Parking at Belmont Hill
There are only two ways to get to Belmont Hill’s campus in the mornings: the bus system or driving in one’s own car.
The first of these is the bus system, which many of the school’s younger students utilize. Operated by Bedford Charter Services, a fleet of six buses (Bel 1-6) picks up students from Wellesley to Boston every morning at a series of stops and repeats this journey in the afternoon as it takes them home. Riding the bus is a worthwhile experience; for the green first former, it is a fast way to make friends in an unfamiliar environment. I rode on Bel-5 and credit many of my relationships not only with peers in my form but also with older students to my time on the bus. Inter-bus rivalries, unassigned form-based seating arrangements, and camaraderie were mainstays of my Bel-5 experience, and cement this form of transportation as a positive aspect of school life.
The second is driving oneself, and, assuming a parent or sibling is not dropping a student off, this method of transportation is inextricably linked with the notorious parking lot. Too many students, too few spaces is the story of BH parking, in which seniors and a limited number of juniors can nab spots on a first-come, first-serve basis each day. Those unlucky enough to miss out are relegated to the dreaded “satellite lot” at St. Paul Lutheran Church. The recent renovation of the Chapel and the closure of the faculty lot at the school’s rear has only compounded the problem, resulting in even fewer spaces to go around. For now, the system is functional, but if Belmont Hill follows through on their ambitions to expand the student body, an expansion of the parking lot must go hand in hand with it.
Parking at Winsor
Parking at Winsor is a different process with similar problems. Part of what sets Winsor apart from other independent schools in Boston is its location, which attracts a diverse student body from many communities. While the location contributes to who we are as a community, it also presents a major drawback—commuting is a challenge for many. After years of commuting with buses, cars, and the T, many students look forward to driving themselves. However, parking in Longwood is challenging, as Winsor has only around 22 spots for seniors.
Each year, seniors who want parking at school are entered in a lottery to win a parking spot in the Winsor lot. It enables quick and easy access in and out of school. For the seniors that aren’t chosen to get parking, they either have to pay around $4,000 per school year to park in the nearby MASCO lot or take the bus or T. Mr. Crompton, the director of facilities, explains that students can apply for parking, which is decided by lottery. In previous years, students who did not receive parking for the Fall term were able to apply for the Spring term. But this year, as Sophia Copeman ‘20 explains, Winsor “only did a lottery for the entire year so if you did not get into the lottery first semester you were out for the entire year.” This left many seniors who wanted parking without it.

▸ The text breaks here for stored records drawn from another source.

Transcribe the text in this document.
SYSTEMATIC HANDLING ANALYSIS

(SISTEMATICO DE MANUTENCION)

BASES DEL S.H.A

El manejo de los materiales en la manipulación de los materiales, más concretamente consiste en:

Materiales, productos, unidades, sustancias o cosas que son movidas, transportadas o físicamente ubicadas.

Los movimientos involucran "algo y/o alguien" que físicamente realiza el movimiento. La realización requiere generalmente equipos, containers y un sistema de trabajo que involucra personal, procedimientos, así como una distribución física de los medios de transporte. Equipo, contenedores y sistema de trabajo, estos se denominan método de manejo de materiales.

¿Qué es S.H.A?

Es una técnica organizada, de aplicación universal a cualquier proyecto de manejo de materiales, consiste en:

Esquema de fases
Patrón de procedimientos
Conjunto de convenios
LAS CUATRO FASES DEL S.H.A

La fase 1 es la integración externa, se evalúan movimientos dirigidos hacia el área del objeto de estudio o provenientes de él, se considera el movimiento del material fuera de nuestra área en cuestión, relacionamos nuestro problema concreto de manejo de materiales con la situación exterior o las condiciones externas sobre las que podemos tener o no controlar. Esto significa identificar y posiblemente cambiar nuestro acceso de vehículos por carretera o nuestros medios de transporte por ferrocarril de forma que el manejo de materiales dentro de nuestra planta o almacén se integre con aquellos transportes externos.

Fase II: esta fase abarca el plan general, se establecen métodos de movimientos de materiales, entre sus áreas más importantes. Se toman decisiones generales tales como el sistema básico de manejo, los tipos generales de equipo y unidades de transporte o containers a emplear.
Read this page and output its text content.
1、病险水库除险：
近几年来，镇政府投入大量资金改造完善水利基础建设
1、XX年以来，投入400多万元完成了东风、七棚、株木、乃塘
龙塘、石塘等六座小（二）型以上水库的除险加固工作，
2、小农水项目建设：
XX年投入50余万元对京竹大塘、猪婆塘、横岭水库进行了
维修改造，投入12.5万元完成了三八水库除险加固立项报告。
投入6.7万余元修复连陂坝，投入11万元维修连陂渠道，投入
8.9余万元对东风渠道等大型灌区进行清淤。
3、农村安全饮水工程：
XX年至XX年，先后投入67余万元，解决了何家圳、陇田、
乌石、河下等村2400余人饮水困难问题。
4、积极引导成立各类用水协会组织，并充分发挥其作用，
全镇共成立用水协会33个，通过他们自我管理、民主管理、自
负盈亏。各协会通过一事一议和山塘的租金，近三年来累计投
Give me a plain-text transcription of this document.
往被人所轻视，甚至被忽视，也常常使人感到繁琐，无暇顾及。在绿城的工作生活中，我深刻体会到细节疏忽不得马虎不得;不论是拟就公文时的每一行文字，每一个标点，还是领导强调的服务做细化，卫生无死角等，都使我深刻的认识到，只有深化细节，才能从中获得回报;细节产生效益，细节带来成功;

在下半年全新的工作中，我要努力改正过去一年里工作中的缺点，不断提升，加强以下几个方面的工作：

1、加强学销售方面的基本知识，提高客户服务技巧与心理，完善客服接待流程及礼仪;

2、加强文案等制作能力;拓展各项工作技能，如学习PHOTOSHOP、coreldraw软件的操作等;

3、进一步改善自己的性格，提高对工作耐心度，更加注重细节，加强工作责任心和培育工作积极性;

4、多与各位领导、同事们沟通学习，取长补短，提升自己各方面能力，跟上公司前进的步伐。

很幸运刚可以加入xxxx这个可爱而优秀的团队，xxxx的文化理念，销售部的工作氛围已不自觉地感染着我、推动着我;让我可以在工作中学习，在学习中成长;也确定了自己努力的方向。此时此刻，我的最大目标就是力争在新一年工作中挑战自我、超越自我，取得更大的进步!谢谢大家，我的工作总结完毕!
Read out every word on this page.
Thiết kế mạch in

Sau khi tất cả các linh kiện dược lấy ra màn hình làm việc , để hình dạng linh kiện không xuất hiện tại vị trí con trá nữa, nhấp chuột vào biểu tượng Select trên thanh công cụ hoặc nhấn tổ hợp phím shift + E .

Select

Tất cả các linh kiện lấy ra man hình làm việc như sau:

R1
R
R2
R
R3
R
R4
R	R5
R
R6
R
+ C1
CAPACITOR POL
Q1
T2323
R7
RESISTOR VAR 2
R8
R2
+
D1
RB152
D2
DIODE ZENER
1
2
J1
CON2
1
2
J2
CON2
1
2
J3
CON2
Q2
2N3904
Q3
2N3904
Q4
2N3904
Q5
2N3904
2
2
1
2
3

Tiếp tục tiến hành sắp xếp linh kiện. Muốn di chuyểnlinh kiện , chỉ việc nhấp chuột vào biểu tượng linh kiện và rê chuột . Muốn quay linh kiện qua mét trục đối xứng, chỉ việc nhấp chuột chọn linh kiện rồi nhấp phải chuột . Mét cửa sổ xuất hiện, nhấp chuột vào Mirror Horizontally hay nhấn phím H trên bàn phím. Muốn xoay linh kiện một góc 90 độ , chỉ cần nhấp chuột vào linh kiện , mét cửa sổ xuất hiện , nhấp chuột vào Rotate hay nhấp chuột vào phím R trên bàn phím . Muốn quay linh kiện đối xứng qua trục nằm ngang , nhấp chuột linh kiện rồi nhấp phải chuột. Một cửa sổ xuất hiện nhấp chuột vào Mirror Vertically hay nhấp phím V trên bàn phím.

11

Winsor also operates 6 buses, which arrive at school at 8 and leave at 3. For students participating in after school activities, taking the bus home is not an option. Athletes must either take public transportation or get a ride home.
While the T is usually a somewhat reliable form of transportation, it takes much longer than a car. To save time this winter, I carpooled with other players on my squash team who lived in my town even though I was a junior. We paid to park in the MASCO lot each day, which was $31 per day. Beyond being expensive, some days it was full and we had to find another lot.
Ideally, Winsor could offer parking to every student who needed it. But unfortunately, low parking available is one of the prices that Winsor students pay to go to school in such a prime location.